Hepatit B taşıyıcısı olan hastalara, hastalığı birinci yakaladıkları yıl 3 ayda bir, sonraki yıllarda 6 ayda bir kesinlikle takip edilmesini önerdiklerini kaydeden Uzm. Dr. Yurdal, bu şekilde takip edildiğinde hastalık aktive olduysa çabucak müdahale edip rastgele bir rahatsızlığa yol açmadan ve hastanın ömür kalitesini bozmadan tedaviye başlayabildiklerini kaydetti. Bu tıp takip edilen hastaların olağan bir halde uzun mühlet hayatlarına devam edebildiklerinin altını çizen Uzm. Dr. Yurdal, yaşam kalitelerinde de rastgele bir düşüklük olmadığını lisana getirdi.
“Merdiven altı yerlerde muhakkak tıbbi bir süreç yaptırmamak lazım”

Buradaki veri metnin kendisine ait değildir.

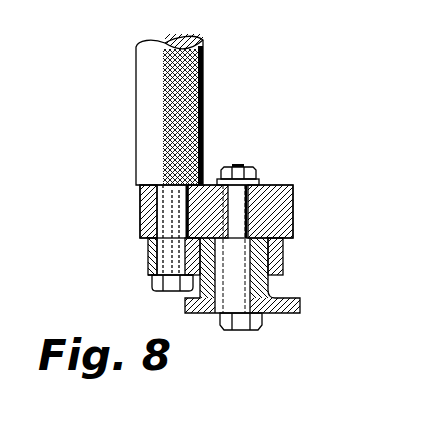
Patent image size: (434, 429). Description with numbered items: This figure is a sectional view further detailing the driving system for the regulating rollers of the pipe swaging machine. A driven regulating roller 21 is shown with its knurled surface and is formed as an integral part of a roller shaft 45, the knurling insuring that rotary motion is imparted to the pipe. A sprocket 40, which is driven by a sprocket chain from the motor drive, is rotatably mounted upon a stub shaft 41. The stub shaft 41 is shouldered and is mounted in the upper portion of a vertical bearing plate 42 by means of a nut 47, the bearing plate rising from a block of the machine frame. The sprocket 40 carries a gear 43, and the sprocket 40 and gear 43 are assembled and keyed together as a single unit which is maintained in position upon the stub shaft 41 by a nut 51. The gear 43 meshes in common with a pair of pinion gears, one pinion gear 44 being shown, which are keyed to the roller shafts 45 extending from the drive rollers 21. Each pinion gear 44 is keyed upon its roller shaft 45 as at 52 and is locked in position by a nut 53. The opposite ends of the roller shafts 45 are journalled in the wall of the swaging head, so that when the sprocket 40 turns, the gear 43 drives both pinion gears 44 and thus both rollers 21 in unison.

The driven regulating roller 21 is at (207, 82).
The sprocket 40 is at (270, 303).
The stub shaft 41 is at (238, 168).
The bearing plate 42 is at (283, 210).
The gear 43 is at (276, 265).
The pinion gear 44 is at (151, 262).
The roller shaft 45 is at (151, 233).
The nut 47 is at (259, 181).
The nut 51 is at (253, 321).
The key 52 is at (160, 272).
The nut 53 is at (160, 291).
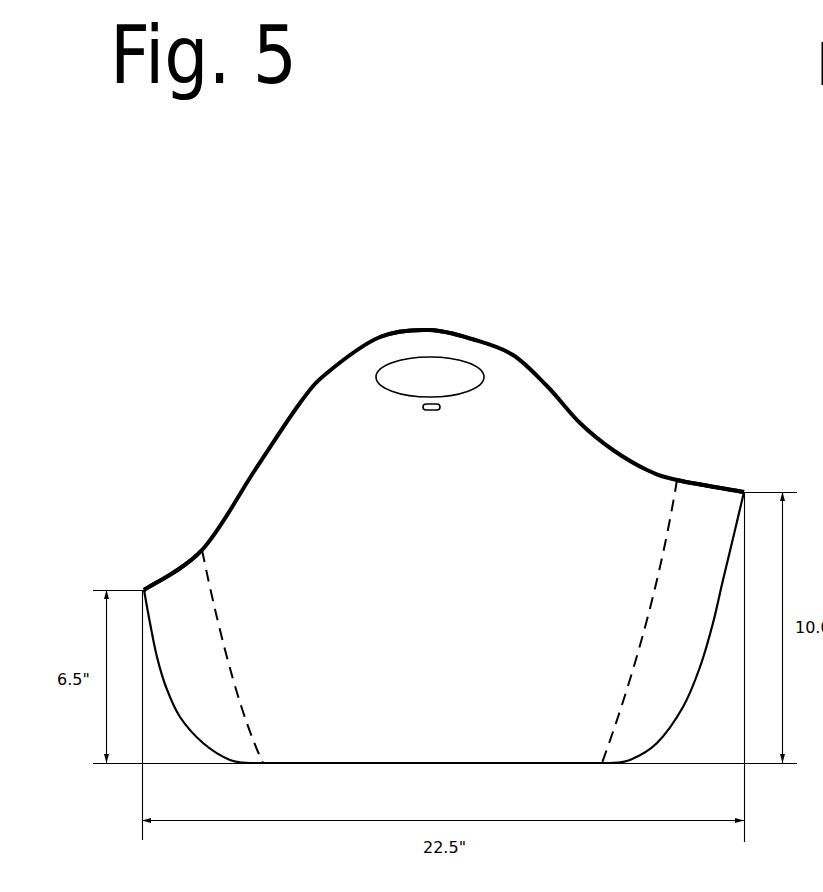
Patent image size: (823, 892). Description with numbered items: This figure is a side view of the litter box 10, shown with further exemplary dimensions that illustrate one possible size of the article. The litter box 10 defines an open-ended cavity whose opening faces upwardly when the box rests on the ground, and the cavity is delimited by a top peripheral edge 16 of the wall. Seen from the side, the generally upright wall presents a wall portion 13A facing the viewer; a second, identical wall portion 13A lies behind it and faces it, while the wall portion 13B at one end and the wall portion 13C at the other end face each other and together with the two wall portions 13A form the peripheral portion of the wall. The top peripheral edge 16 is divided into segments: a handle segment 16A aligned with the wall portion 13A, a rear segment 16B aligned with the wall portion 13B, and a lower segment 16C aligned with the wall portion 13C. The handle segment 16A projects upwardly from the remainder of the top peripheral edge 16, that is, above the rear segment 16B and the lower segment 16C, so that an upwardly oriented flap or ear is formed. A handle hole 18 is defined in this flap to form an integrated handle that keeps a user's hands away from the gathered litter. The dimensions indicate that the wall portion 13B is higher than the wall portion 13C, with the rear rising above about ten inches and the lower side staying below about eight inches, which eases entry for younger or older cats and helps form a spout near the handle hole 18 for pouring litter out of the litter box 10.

The litter box 10 is at (434, 532).
The wall portion 13A is at (460, 632).
The wall portion 13B is at (712, 625).
The wall portion 13C is at (165, 685).
The top peripheral edge 16 is at (255, 468).
The handle segment 16A is at (430, 330).
The rear segment 16B is at (744, 492).
The lower segment 16C is at (145, 590).
The handle hole 18 is at (432, 395).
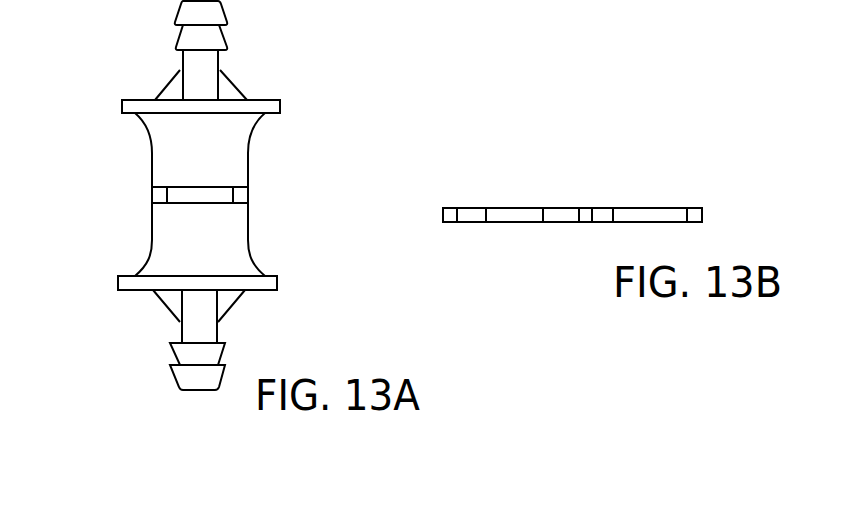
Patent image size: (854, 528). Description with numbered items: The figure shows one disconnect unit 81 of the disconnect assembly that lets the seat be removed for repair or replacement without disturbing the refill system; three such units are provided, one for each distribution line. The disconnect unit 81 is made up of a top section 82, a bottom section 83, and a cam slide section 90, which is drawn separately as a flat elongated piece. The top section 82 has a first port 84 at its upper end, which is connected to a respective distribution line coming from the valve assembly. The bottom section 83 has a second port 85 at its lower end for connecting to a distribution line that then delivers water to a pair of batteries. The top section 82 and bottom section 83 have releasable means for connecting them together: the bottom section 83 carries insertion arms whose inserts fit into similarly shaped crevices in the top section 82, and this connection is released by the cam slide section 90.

Hastalığın kan yoluyla ve cinsel temas yoluyla bulaştığını aktaran Uzm. Dr. Yurdal, “Bir de tıpkı konutun içinde yaşayanlarda, az olmakla birlikte, babadan oğula, kıza bulaş kelam konusu olabiliyor. Fakat bu bir misafirliğe gittik, orada birkaç gün kaldık, 1-2 ay kaldık, bu formda bir bulaş değil, tıpkı mesken içinde yıllarca, uzun mühlet yaşayınca ortak havlu kullanımı, ortak bardak, tabak kullanımı üzere nedenlerle bulaşabildiği düşünülmekte. Lakin temel bulaş yolumuz kan ve cinsel yol. Biz birebir meskende yaşayan ailelere, birinde saptanmışsa kesinlikle başkalarına de bakılmasını öneriyoruz. Yeniden kuşkulu cinsel teması olanlara da kesinlikle kendilerini Hepatit B açısından denetim ettirmelerini öneriyoruz. Manikür pedikür yapılan yerlerde, şayet uygun sterilizasyon yapılmazsa yahut merdiven altı dediğimiz yerlerde bir kadro tıbbi teşebbüsler yapılırsa bunlardan bulaş olabiliyor, dikkat etmek lazım. Şayet manikür, pedikür yaptırıyorsak kendi aletlerimizi götürebiliriz yapılan yerden emin değilsek. Merdiven altı yerlerde katiyen tıbbi bir süreç yaptırmamak lazım” sözlerini kullandı.